A. Every person overtaken in transgression is entitled to a hearing. When a person is confined to a prison or reformatory a letter should be written to him directing his attention to the trial and conviction and inquiring how he feels and whether he desires to retain his membership in the Church – that forgiveness is only possible upon sincere repentance. The person should be invited to declare himself fully and freely. If he evidences a spirit of repentance and desires to retain his membership in the Church, action by the bishop’s court should be deferred, but the person should be requested to report to the bishopric as soon as possible after being released from prison. The case may then be reviewed and final decision made. If the individual does not care about his membership and so expresses himself, waiving the right to appear before the bishop’s court, he may be handled in the usual manner for the events for which he was convicted in the civil court. Cases of murder and persistent sex crimes are in a different category, however, and usually excommunication follows immediately in such instances.
Q. Is God the Father really and actually our true Father in every sense of the word or only in the same sense that George Washington is the father of our country? – Mrs. R.K., Salt Lake City.
A. God is literally the father of our spirits. The epistle to the Hebrews chapter 12 verse 9 speaks of God as the father of our spirits. Paul in Acts 17:28-29 declares that we are the offspring of God. Jesus, when He sent Mary to tell the disciples of His resurrection, said, as it is recorded in John 20:17, ‘I ascend to my Father and to your Father.” The entire doctrine of the pre-existence as understood by the Latter-day Saints is based upon the proposition that we are the spirit offspring of God and that He is literally the Father of our spirits in the same sense in which our fathers here in mortality are the fathers of our flesh. Read Discourses of Brigham Young, pages 36-37.

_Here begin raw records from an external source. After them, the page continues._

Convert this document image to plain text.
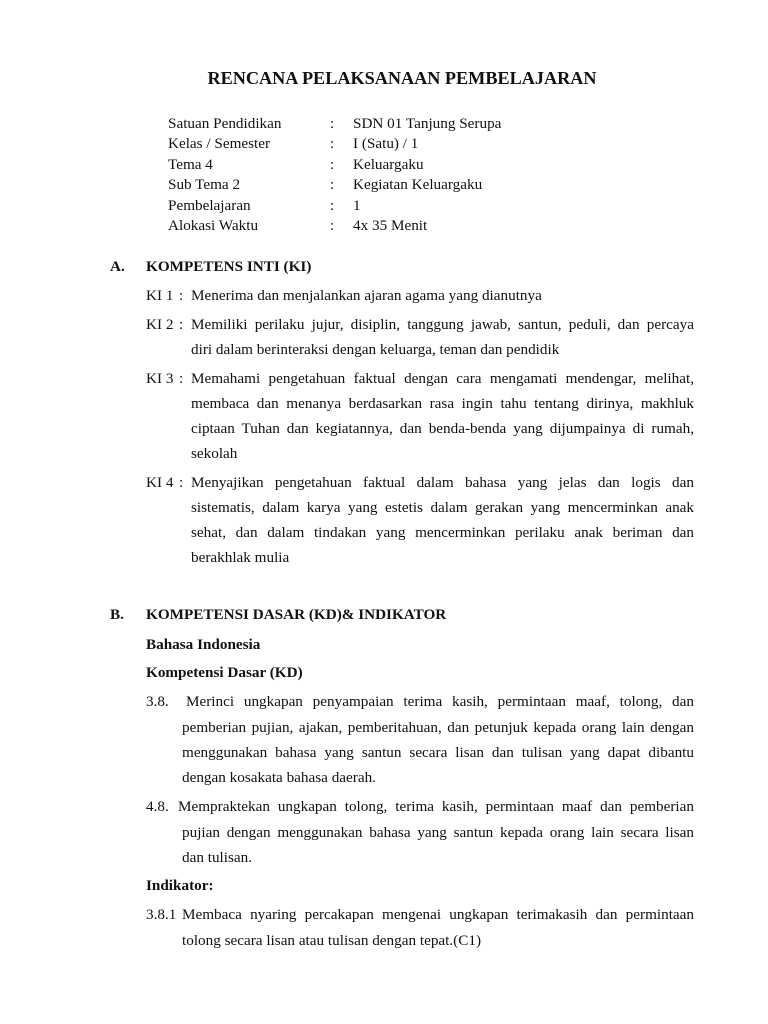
RENCANA PELAKSANAAN PEMBELAJARAN
Satuan Pendidikan	: SDN 01 Tanjung Serupa
Kelas / Semester	: I (Satu) / 1
Tema 4	: Keluargaku
Sub Tema 2	: Kegiatan Keluargaku
Pembelajaran	: 1
Alokasi Waktu	: 4x 35 Menit
A. KOMPETENS INTI (KI)
KI 1 : Menerima dan menjalankan ajaran agama yang dianutnya
KI 2 : Memiliki perilaku jujur, disiplin, tanggung jawab, santun, peduli, dan percaya
diri dalam berinteraksi dengan keluarga, teman dan pendidik
KI 3 : Memahami pengetahuan faktual dengan cara mengamati mendengar, melihat,
membaca dan menanya berdasarkan rasa ingin tahu tentang dirinya, makhluk
ciptaan Tuhan dan kegiatannya, dan benda-benda yang dijumpainya di rumah,
sekolah
KI 4 : Menyajikan pengetahuan faktual dalam bahasa yang jelas dan logis dan
sistematis, dalam karya yang estetis dalam gerakan yang mencerminkan anak
sehat, dan dalam tindakan yang mencerminkan perilaku anak beriman dan
berakhlak mulia
B. KOMPETENSI DASAR (KD)& INDIKATOR
Bahasa Indonesia
Kompetensi Dasar (KD)
3.8.	Merinci ungkapan penyampaian terima kasih, permintaan maaf, tolong, dan
pemberian pujian, ajakan, pemberitahuan, dan petunjuk kepada orang lain dengan
menggunakan bahasa yang santun secara lisan dan tulisan yang dapat dibantu
dengan kosakata bahasa daerah.
4.8. Mempraktekan ungkapan tolong, terima kasih, permintaan maaf dan pemberian
pujian dengan menggunakan bahasa yang santun kepada orang lain secara lisan
dan tulisan.
Indikator:
3.8.1 Membaca nyaring percakapan mengenai ungkapan terimakasih dan permintaan
tolong secara lisan atau tulisan dengan tepat.(C1)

Q. Did we have the choice before we came to earth as to whom we would have for our parents and at what time of the world’s history we would be sent to mortality? – G.E.W., Salt Lake City.
A. There is no revelation on this subject.
Q. Does the fact that we have been baptized for the remission of sins of which we have repented mean that we will not have to be punished for our sins? – E.W., Green River, Wyoming.
A. We suggest that you read Section 10 of the Doctrine and Covenants where we see that if we truly repent we will not have to suffer for sins. We must remember, however, what true repentance is, and that it includes complete abandonment of the practice whereby we have broken the law.
Q. Is it right for any person in the ward to try to promote any social schemes or business deals through our quorum or other meetings? – T.D.M., Ogden.
A. Religious meetings and classes are not the proper places for advocating private financial schemes. From time to time individuals or groups engaged in promoting some business or social welfare organization take improper advantage of the people by invoking quotations from standard Church works and from Church authorities and by arguing in Church gatherings in support of their propositions. Any business or social scheme which requires bolstering by argument based on Church doctrine or history is one of which the people may well be careful. Whenever any social order is to be established in the Church it will of course be made known through the First Presidency.
Q. We have had an argument. Is it all right to begin dancing at midnight Sunday if a holiday falls on Monday, providing we have otherwise observed the Sabbath day? – S.L.T., Brigham City.
A. Dances which begin at midnight Sunday when a holiday falls on Monday and continue until the early hours of the morning are not looked upon with approval by the Church. Church officers are urged to use their influence to see that this practice is discouraged among our people. Under no circumstances should such things be conducted under Church supervision or in Church buildings. This applies also to dances which extend beyond reasonable and legitimate hours for closing, even though they begin in the evening.